I spent this week at the Jefferies Private Internet Conference in Santa Monica hearing some incredible talks on the future of #AI from people like Marc Andreessen of Andreessen Horowitz, Sarah Tavel of Benchmark , Adam D'Angelo of Quora and OpenAI, Neerav Kingsland of Anthropic and many others. #JefferiesPrivateInternet
Key Takeaways:
🌐In AI the biggest concern right now is concern itself - if fear prevails technological progress will grind to a halt. If that same fear was applied to electricity, the automobile, the microchip or the internet we would never have had those innovations.
📈It's important to remember we're on an exponential growth curve - GPT2 was basically useless and that was a couple year ago. Today's models have reduced 1 day of work to 30 seconds of work. The next models will reduce 1 year of work to 30s. Then 10 years of work to 30s. Then 100 years of work to 30s. In the next decade we will reduce 1,000 years of work down to 30s.

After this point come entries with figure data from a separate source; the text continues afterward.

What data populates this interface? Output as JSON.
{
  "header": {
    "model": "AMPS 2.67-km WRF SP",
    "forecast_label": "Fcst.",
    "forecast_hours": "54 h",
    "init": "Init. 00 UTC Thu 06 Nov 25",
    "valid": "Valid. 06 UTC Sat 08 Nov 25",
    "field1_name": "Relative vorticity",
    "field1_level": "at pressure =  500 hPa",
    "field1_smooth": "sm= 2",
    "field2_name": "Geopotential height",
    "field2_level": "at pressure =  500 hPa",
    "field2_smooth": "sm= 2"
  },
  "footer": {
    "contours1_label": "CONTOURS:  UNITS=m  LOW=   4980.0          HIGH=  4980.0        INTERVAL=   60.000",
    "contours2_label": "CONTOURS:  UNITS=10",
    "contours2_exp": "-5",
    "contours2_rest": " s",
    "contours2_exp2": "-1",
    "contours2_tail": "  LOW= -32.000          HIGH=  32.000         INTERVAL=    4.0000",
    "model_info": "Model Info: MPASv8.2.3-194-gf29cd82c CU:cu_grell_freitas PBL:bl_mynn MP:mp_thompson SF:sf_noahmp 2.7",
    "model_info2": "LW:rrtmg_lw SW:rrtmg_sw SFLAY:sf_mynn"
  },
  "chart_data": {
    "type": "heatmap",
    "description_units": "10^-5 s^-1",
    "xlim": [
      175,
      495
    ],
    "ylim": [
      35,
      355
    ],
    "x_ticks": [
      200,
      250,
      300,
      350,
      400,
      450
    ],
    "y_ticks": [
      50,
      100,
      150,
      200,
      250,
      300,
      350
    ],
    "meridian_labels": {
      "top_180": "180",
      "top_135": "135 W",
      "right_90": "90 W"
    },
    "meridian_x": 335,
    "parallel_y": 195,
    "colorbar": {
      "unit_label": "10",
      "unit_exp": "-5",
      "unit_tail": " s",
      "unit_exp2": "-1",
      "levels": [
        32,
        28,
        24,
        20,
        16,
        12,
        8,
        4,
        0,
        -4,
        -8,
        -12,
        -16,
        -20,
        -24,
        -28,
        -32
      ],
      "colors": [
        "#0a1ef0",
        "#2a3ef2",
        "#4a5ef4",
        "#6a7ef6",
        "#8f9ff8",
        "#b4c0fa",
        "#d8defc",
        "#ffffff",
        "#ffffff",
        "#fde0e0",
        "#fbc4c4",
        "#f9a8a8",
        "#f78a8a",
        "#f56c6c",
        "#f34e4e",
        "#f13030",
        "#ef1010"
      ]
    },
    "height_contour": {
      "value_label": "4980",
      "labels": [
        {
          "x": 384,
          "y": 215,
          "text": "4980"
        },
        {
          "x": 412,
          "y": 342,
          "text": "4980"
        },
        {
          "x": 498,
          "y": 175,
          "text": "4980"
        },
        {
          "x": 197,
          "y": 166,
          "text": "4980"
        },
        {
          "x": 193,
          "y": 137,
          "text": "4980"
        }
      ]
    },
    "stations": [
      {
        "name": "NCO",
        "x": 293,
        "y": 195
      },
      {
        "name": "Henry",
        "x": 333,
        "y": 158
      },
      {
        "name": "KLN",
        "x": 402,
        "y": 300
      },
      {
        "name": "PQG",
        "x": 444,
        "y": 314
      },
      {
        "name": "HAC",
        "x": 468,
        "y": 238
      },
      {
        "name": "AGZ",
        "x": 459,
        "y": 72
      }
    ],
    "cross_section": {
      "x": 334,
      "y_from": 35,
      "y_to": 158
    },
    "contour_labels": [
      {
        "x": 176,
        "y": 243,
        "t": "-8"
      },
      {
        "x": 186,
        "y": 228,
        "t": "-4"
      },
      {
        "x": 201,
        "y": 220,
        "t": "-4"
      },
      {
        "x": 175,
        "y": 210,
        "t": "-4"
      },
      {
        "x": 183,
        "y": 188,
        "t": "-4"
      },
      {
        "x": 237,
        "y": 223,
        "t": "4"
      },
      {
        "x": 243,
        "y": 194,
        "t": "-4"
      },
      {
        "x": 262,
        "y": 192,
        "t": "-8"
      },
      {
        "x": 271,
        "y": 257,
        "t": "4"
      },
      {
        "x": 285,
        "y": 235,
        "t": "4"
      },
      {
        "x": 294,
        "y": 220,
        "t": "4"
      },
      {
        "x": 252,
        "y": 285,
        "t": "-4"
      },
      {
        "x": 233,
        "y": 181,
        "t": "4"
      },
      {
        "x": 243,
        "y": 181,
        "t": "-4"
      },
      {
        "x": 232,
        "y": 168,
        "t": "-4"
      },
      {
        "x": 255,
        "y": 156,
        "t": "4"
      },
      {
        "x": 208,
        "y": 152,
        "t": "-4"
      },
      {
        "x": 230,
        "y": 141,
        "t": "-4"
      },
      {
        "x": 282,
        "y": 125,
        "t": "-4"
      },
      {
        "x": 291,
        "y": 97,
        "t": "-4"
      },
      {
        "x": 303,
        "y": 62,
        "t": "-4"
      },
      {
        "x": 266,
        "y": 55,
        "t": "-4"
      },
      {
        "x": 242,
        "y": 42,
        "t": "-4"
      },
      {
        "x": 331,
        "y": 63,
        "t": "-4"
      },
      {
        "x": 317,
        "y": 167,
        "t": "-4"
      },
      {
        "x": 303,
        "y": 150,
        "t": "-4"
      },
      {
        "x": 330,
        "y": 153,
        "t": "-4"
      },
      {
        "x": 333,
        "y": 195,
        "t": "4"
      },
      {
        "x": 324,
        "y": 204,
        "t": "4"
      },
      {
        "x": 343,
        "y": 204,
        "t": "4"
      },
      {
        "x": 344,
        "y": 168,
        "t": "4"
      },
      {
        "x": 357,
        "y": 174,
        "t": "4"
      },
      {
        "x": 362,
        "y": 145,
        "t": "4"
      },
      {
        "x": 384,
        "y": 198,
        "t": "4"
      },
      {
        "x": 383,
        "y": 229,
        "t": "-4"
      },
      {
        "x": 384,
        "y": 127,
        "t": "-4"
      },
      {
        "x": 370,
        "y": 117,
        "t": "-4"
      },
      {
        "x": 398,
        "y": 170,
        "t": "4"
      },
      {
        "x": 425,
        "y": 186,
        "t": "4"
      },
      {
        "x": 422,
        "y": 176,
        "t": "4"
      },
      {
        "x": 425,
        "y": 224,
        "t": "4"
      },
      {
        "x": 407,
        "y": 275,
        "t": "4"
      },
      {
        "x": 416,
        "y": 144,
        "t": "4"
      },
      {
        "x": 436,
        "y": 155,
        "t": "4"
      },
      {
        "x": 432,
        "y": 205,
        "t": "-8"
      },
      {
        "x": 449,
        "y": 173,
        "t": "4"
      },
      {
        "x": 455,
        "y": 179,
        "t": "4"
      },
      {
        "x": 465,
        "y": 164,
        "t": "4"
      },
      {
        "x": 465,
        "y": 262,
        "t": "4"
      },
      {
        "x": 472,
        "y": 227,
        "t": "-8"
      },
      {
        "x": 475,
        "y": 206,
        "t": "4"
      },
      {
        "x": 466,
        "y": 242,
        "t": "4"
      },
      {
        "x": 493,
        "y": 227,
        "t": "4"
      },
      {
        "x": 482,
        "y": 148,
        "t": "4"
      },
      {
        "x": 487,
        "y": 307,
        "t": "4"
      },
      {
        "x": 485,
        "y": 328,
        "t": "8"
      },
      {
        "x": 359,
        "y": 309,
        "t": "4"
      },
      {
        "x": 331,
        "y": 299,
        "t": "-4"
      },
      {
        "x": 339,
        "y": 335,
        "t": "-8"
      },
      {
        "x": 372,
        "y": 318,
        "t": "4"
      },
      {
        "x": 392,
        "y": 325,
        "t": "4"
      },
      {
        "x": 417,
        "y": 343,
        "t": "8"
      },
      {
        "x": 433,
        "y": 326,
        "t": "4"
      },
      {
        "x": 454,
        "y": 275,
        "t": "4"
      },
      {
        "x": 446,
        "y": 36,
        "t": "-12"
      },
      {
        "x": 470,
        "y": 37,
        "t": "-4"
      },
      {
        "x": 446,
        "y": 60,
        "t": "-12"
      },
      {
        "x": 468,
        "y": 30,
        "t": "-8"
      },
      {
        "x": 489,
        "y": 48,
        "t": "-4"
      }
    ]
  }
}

🏰We are witnessing an escalation in barriers to entry with training costs of todays best models sitting around $100 million, this will rise to $1 billion and up to $10 billion, ultimately paving the way for an oligopoly dominated by major players like OpenAI, Anthropic, and Google.
🛠️A robust second tier of models is likely to emerge, that although slightly behind the frontier models, maybe by 1 year or so, will play a vital role in a diversifying ecosystem. While the tier 1 models are likely to support incredible applications like replacing software engineers, the tier 2 models are likely to commoditize and will support software application layer business apps. Both can be profitable.
⚔️The current political landscape reflects a dichotomy in government attitudes towards innovation: while showing apprehension about new technologies, there is also a pressing need to lead in global tech to counterbalance China and maintain American dominance. This represents a broader conflict over the future direction of technology and the innovation economy.